What made it worse was that Professor Runcie had not fully vacated the house, and his taste in furnishings was not hers. Faded, coloured rugs covered every floor, there were old oil paintings on every wall, tapestry cushions on velvet chairs, and despite the high ceilings and big sash windows, there was a general impression of dimness. The kitchen, which no doubt he had rarely used, was small and dark, with a worrying smell of damp. He had left his personality behind in shelves and shelves of books on political science and modern history, many of them, Laura was only half amused to see, about the Soviet Union, and in every drawer there seemed to be little traces of him – the odd handkerchief or old envelope, inkless pen or faded postcard.

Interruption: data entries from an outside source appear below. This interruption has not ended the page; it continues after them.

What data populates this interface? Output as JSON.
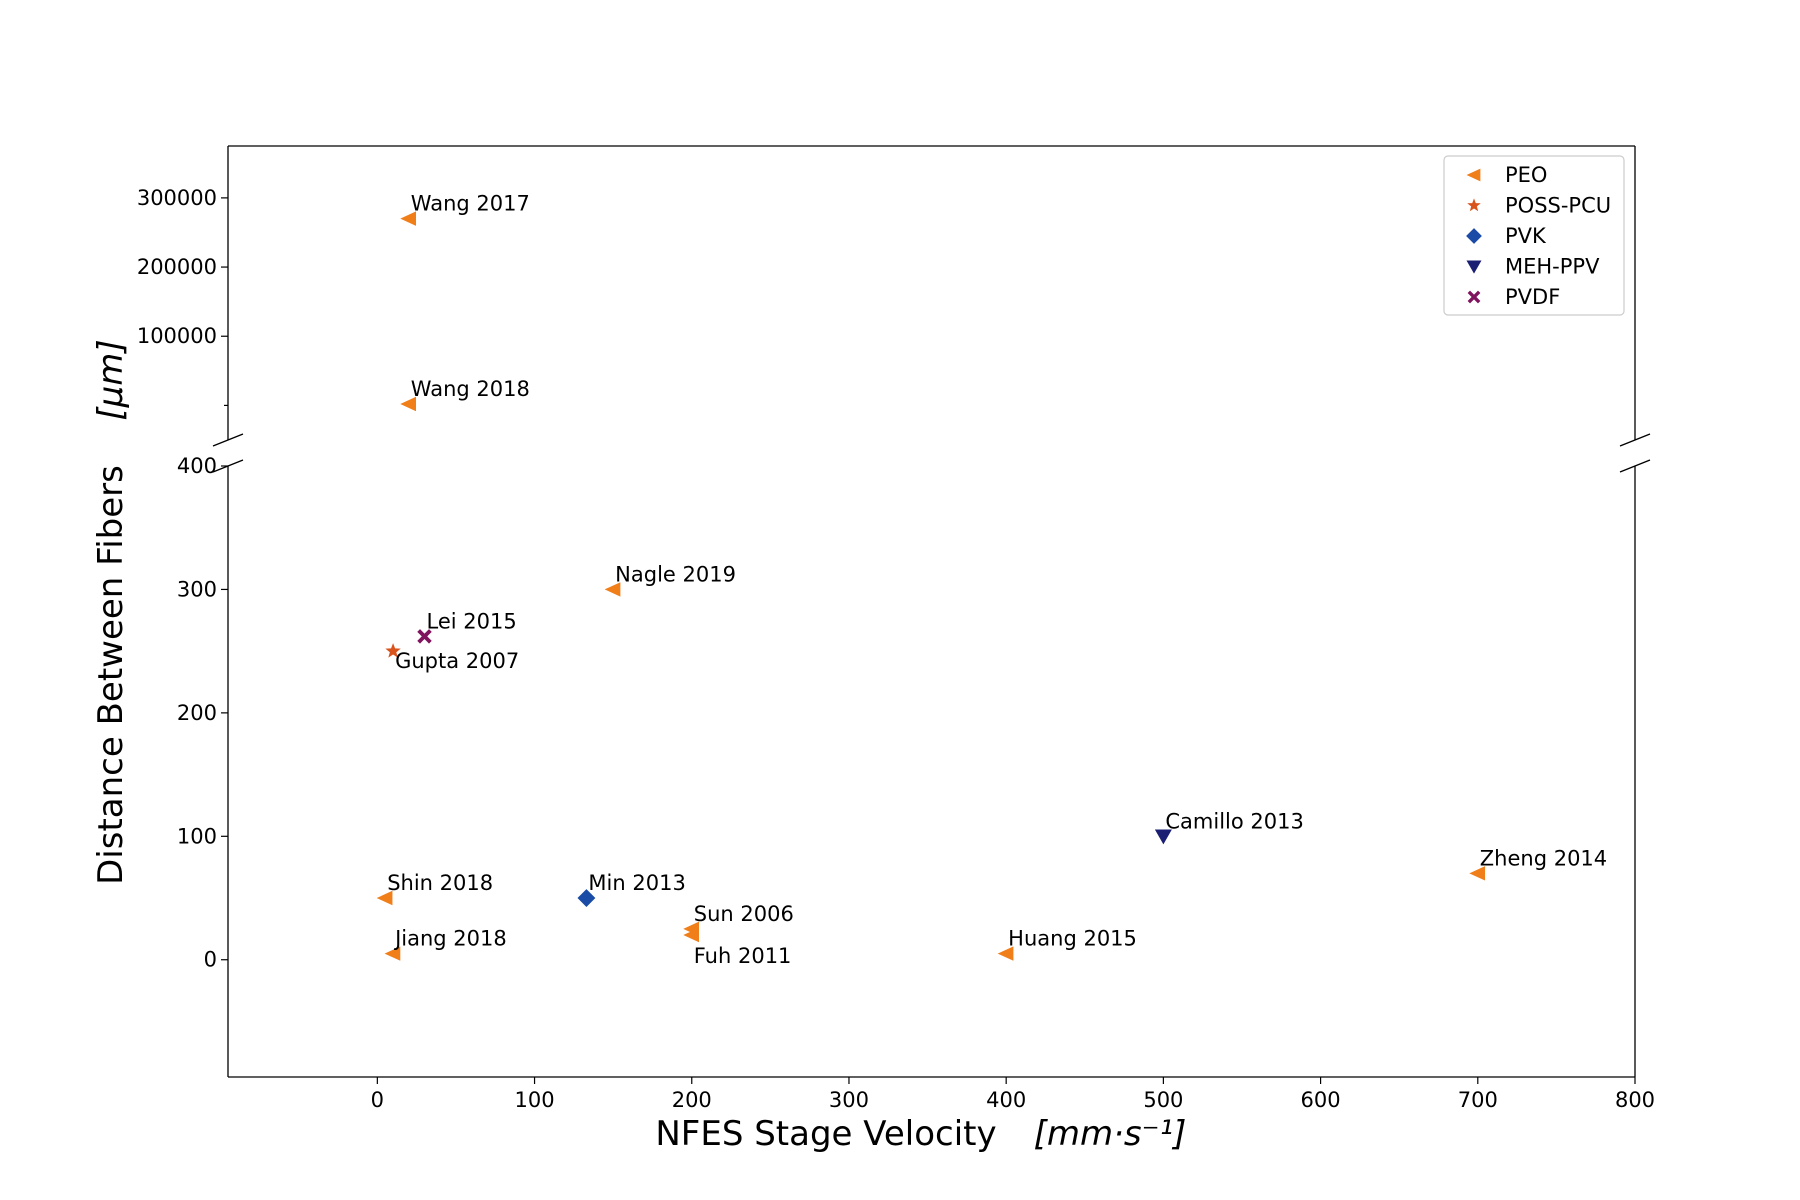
{
  "chart_data": {
    "type": "scatter",
    "xlabel": "NFES Stage Velocity",
    "xlabel_unit": "[mm·s⁻¹]",
    "ylabel": "Distance Between Fibers",
    "ylabel_unit": "[μm]",
    "xlim": [
      -95,
      800
    ],
    "x_ticks": [
      0,
      100,
      200,
      300,
      400,
      500,
      600,
      700,
      800
    ],
    "y_axis_broken": true,
    "ylim_lower": [
      -95,
      400
    ],
    "ylim_upper": [
      -50000,
      375000
    ],
    "y_ticks_lower": [
      0,
      100,
      200,
      300,
      400
    ],
    "y_ticks_upper": [
      100000,
      200000,
      300000
    ],
    "legend_position": "top-right",
    "grid": false,
    "series": [
      {
        "name": "PEO",
        "marker": "triangle-left",
        "color": "#f07f1a",
        "points": [
          {
            "label": "Wang 2017",
            "x": 20,
            "y": 270000
          },
          {
            "label": "Wang 2018",
            "x": 20,
            "y": 2000
          },
          {
            "label": "Nagle 2019",
            "x": 150,
            "y": 300
          },
          {
            "label": "Shin 2018",
            "x": 5,
            "y": 50
          },
          {
            "label": "Jiang 2018",
            "x": 10,
            "y": 5
          },
          {
            "label": "Sun 2006",
            "x": 200,
            "y": 25
          },
          {
            "label": "Fuh 2011",
            "x": 200,
            "y": 20
          },
          {
            "label": "Huang 2015",
            "x": 400,
            "y": 5
          },
          {
            "label": "Zheng 2014",
            "x": 700,
            "y": 70
          }
        ]
      },
      {
        "name": "POSS-PCU",
        "marker": "star",
        "color": "#d9531c",
        "points": [
          {
            "label": "Gupta 2007",
            "x": 10,
            "y": 250
          }
        ]
      },
      {
        "name": "PVK",
        "marker": "diamond",
        "color": "#1a4ba6",
        "points": [
          {
            "label": "Min 2013",
            "x": 133,
            "y": 50
          }
        ]
      },
      {
        "name": "MEH-PPV",
        "marker": "triangle-down",
        "color": "#1b1f73",
        "points": [
          {
            "label": "Camillo 2013",
            "x": 500,
            "y": 100
          }
        ]
      },
      {
        "name": "PVDF",
        "marker": "x-filled",
        "color": "#80135e",
        "points": [
          {
            "label": "Lei 2015",
            "x": 30,
            "y": 262
          }
        ]
      }
    ]
  }
}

Once they had moved into this house, Edward made the effort to come home earlier, and with the help of Kathy, a daily maid she had found, Laura tried to prepare meals for them in the evenings. She started working her way determinedly through an old cookbook she found in the kitchen, but since Edward never seemed to care what he ate, she soon began to repeat the easiest meals. Steak, meatloaf and roast chicken were repeated on a loop in that kitchen.
One night she had served meatloaf for the third time that week, and could hardly eat any of it. Ever since her pregnancy had started, there had been a metallic taste in her mouth, and although she nibbled at saltines and ginger cookies all day, she found most food unappetising. She sat with an empty plate as Edward ate, sipping a glass of cold white wine. ‘I had a letter from Sybil today,’ she told him. ‘She’s pregnant too.’
‘Yes, Toby told me.’
Laura commented on what a coincidence it was, but her voice sounded dull. When Edward asked her how she was feeling, she found it hard to express herself.
‘It’s funny, waiting for someone, and you know that when they arrive, everything is going to change.’
‘Why not come out a bit more, though, while you still can,’ he said, finishing his meatloaf and reaching for the salad. ‘Someone telephoned through an invitation to the newspaper man Whiteley’s party tomorrow, that house on S Street. I’ll tell you who will be there from home: Amy Parker – Amy Sandall now – she’s over here. You remember Amy, I’m sure you met her during the war. We never go to parties – but there are parties all the time here now.’